Macron volta a criticar acordo entre UE e Mercosul: 'mau negócio'

Em entrevista divulgada nesta terça-feira (10) pelo jornal suíço Tages-Anzeiger, o presidente da França, Emmanuel Macron, voltou a criticar o acordo da UE com o Mercosul: "É um mau negócio. A estratégia é boa, o sinal geopolítico é correto. Mas o problema com o Mercosul é que o tratado é muito antigo".

Segundo o presidente francês, a nova geração de tratados comerciais deve priorizar o respeito ao Acordo de Paris sobre o Clima e incluir cláusulas de reciprocidade que garantam a aplicação das mesmas normas e exigências a todos os produtores, independentemente de sua origem.
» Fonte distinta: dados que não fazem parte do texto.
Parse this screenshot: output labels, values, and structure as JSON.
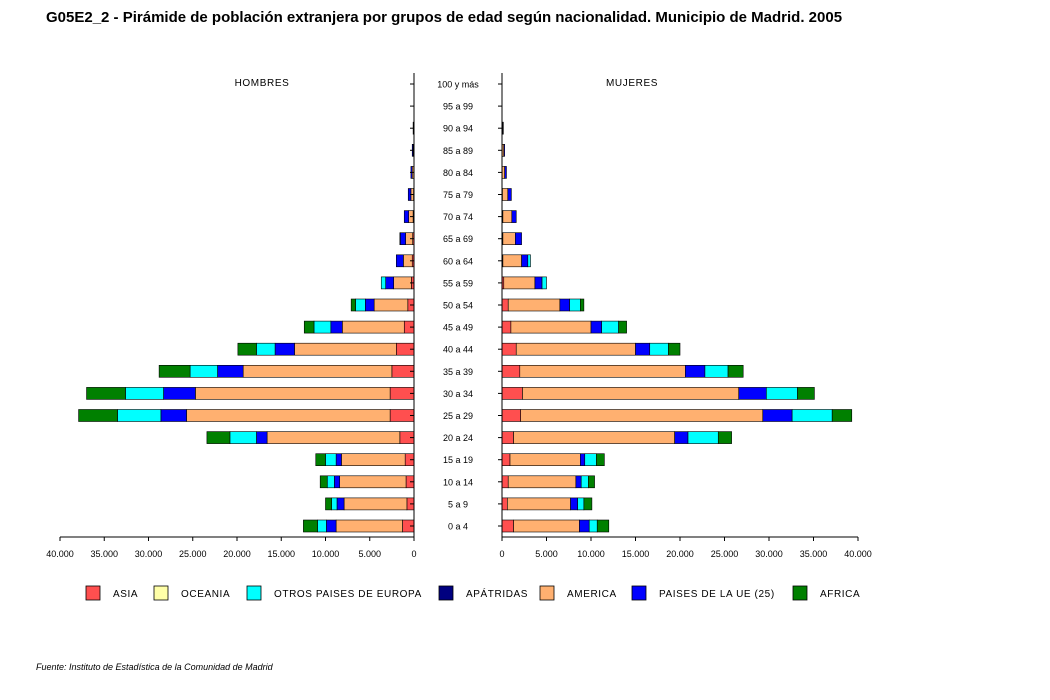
{
  "chart_data": {
    "type": "bar",
    "title": "G05E2_2 - Pirámide de población extranjera por grupos de edad según nacionalidad.  Municipio de Madrid.  2005",
    "left_panel_label": "HOMBRES",
    "right_panel_label": "MUJERES",
    "categories": [
      "100 y más",
      "95 a 99",
      "90 a 94",
      "85 a 89",
      "80 a 84",
      "75 a 79",
      "70 a 74",
      "65 a 69",
      "60 a 64",
      "55 a 59",
      "50 a 54",
      "45 a 49",
      "40 a  44",
      "35 a 39",
      "30 a 34",
      "25 a 29",
      "20 a 24",
      "15 a 19",
      "10 a 14",
      "5 a 9",
      "0 a 4"
    ],
    "xlim_hombres": [
      40000,
      0
    ],
    "xlim_mujeres": [
      0,
      40000
    ],
    "x_ticks_hombres": [
      "40.000",
      "35.000",
      "30.000",
      "25.000",
      "20.000",
      "15.000",
      "10.000",
      "5.000",
      "0"
    ],
    "x_ticks_mujeres": [
      "0",
      "5.000",
      "10.000",
      "15.000",
      "20.000",
      "25.000",
      "30.000",
      "35.000",
      "40.000"
    ],
    "stack_order": [
      "ASIA",
      "OCEANIA",
      "APÁTRIDAS",
      "AMERICA",
      "PAISES DE LA UE (25)",
      "OTROS PAISES DE EUROPA",
      "AFRICA"
    ],
    "legend": [
      {
        "name": "ASIA",
        "color": "#ff4f4f"
      },
      {
        "name": "OCEANIA",
        "color": "#ffffa8"
      },
      {
        "name": "OTROS PAISES DE EUROPA",
        "color": "#00ffff"
      },
      {
        "name": "APÁTRIDAS",
        "color": "#000080"
      },
      {
        "name": "AMERICA",
        "color": "#ffb070"
      },
      {
        "name": "PAISES DE LA UE (25)",
        "color": "#0000ff"
      },
      {
        "name": "AFRICA",
        "color": "#008000"
      }
    ],
    "legend_placement": "bottom",
    "grid": false,
    "series_hombres": [
      {
        "name": "ASIA",
        "values": [
          0,
          0,
          0,
          0,
          0,
          50,
          100,
          150,
          200,
          300,
          700,
          1100,
          2000,
          2500,
          2700,
          2700,
          1600,
          1000,
          900,
          800,
          1300
        ]
      },
      {
        "name": "OCEANIA",
        "values": [
          0,
          0,
          0,
          0,
          0,
          0,
          0,
          0,
          0,
          0,
          0,
          0,
          0,
          0,
          0,
          0,
          0,
          0,
          0,
          0,
          0
        ]
      },
      {
        "name": "APÁTRIDAS",
        "values": [
          0,
          0,
          0,
          0,
          0,
          0,
          0,
          0,
          0,
          0,
          0,
          0,
          0,
          0,
          0,
          0,
          0,
          0,
          0,
          0,
          0
        ]
      },
      {
        "name": "AMERICA",
        "values": [
          0,
          20,
          50,
          100,
          200,
          300,
          500,
          800,
          1000,
          2000,
          3800,
          7000,
          11500,
          16800,
          22000,
          23000,
          15000,
          7200,
          7500,
          7100,
          7500
        ]
      },
      {
        "name": "PAISES DE LA UE (25)",
        "values": [
          0,
          0,
          50,
          100,
          150,
          300,
          500,
          600,
          800,
          900,
          1000,
          1300,
          2200,
          2900,
          3600,
          2900,
          1200,
          600,
          600,
          800,
          1100
        ]
      },
      {
        "name": "OTROS PAISES DE EUROPA",
        "values": [
          0,
          0,
          0,
          0,
          0,
          0,
          0,
          50,
          0,
          500,
          1100,
          1900,
          2100,
          3100,
          4300,
          4900,
          3000,
          1200,
          800,
          600,
          1000
        ]
      },
      {
        "name": "AFRICA",
        "values": [
          0,
          0,
          0,
          0,
          0,
          0,
          0,
          0,
          0,
          0,
          500,
          1100,
          2100,
          3500,
          4400,
          4400,
          2600,
          1100,
          800,
          700,
          1600
        ]
      }
    ],
    "series_mujeres": [
      {
        "name": "ASIA",
        "values": [
          0,
          0,
          0,
          0,
          0,
          50,
          100,
          100,
          100,
          200,
          700,
          1000,
          1600,
          2000,
          2300,
          2100,
          1300,
          900,
          700,
          600,
          1300
        ]
      },
      {
        "name": "OCEANIA",
        "values": [
          0,
          0,
          0,
          0,
          0,
          0,
          0,
          0,
          0,
          0,
          0,
          0,
          0,
          0,
          0,
          0,
          0,
          0,
          0,
          0,
          0
        ]
      },
      {
        "name": "APÁTRIDAS",
        "values": [
          0,
          0,
          0,
          0,
          0,
          0,
          0,
          0,
          0,
          0,
          0,
          0,
          0,
          0,
          0,
          0,
          0,
          0,
          0,
          0,
          0
        ]
      },
      {
        "name": "AMERICA",
        "values": [
          0,
          20,
          100,
          200,
          300,
          600,
          1000,
          1400,
          2100,
          3500,
          5800,
          9000,
          13400,
          18600,
          24300,
          27200,
          18100,
          7900,
          7600,
          7100,
          7400
        ]
      },
      {
        "name": "PAISES DE LA UE (25)",
        "values": [
          0,
          0,
          50,
          100,
          200,
          400,
          500,
          700,
          700,
          800,
          1100,
          1200,
          1600,
          2200,
          3100,
          3300,
          1500,
          500,
          600,
          800,
          1100
        ]
      },
      {
        "name": "OTROS PAISES DE EUROPA",
        "values": [
          0,
          0,
          0,
          0,
          0,
          0,
          0,
          0,
          300,
          500,
          1200,
          1900,
          2100,
          2600,
          3500,
          4500,
          3400,
          1300,
          800,
          700,
          900
        ]
      },
      {
        "name": "AFRICA",
        "values": [
          0,
          0,
          0,
          0,
          0,
          0,
          0,
          0,
          0,
          0,
          400,
          900,
          1300,
          1700,
          1900,
          2200,
          1500,
          900,
          700,
          900,
          1300
        ]
      }
    ],
    "source": "Fuente: Instituto de Estadística de la Comunidad de Madrid"
  }
}
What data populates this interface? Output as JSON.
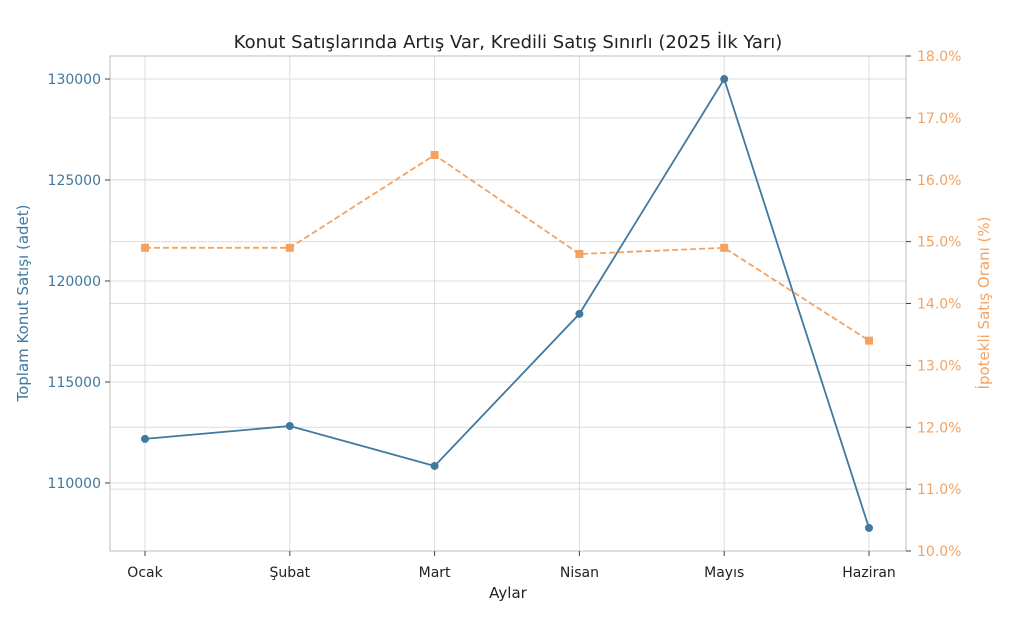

Essa medida é essencial para assegurar uma competição justa e equitativa, explicou Macron, enfatizando que, "para tornar a Europa uma potência, precisamos de proteção".
"Não me refiro ao protecionismo, mas sim a dar preferência aos produtos europeus", afirmou Macron.
25 ANOS DE NEGOCIAÇÃO: ENTENDA O QUE MUDA COM ACORDO MERCOSUL
Garantias adicionais
Os membros do Parlamento Europeu votaram nesta terça-feira (10) a favor de garantias adicionais para evitar danos ao setor agrícola da UE que virão como consequência do acordo comercial com os países do Mercosul. O novo regulamento foi aprovado por 483 votos a favor, 102 contra e 67 abstenções.
A iniciativa estabelece as condições sob as quais o bloco europeu pode suspender temporariamente as isenções tarifárias para importações de produtos agrícolas de países do Mercosul caso um aumento acentuado prejudique os produtores da UE.
Mais de 25 anos de negociação
As negociações para o acordo foram oficialmente iniciadas em 1999, na Cúpula do Rio, mas suas raízes de idealização são ainda mais antigas. As negociações, porém, logo encontraram os pontos sensíveis, com a Europa defendendo seus subsídios agrícolas e barreiras sanitárias, enquanto o Mercosul pedia maior acesso para seus produtos agropecuários.
Em maio de 2016, a UE e o Mercosul relançaram o processo de negociação. O marco importante veio em junho de 2019, com o anúncio de um acordo de princípio após 20 rodadas de negociação. A conclusão das negociações ocorreu em 2024, iniciando o complexo processo de ratificação pelos parlamentos nacionais de todas as partes envolvidas.
Resistência europeia
Um dos principais fatores que dificultaram a conclusão do acordo comercial veio do setor agrícola europeu. Durante as negociações no Parlamento Europeu no curso do ano passado, confrontos violentos entre a polícia e os produtores foram registados dias antes em frente às instalações do bloco em Bruxelas, capital da Bélgica.
As manifestações seguem neste ano. Durante mobilização organizada em 13 de janeiro pela FNSEA, uma das maiores entidades sindicais do setor agrícola francês, participantes do protestos francês afirmam que o tratado pode gerar concorrência desleal. O impacto seria especialmente pronunciado no setor de carnes, ao permitir a entrada de produtos da América Latina que, segundo eles, não estão sujeitos às mesmas exigências ambientais impostas aos produtores europeus.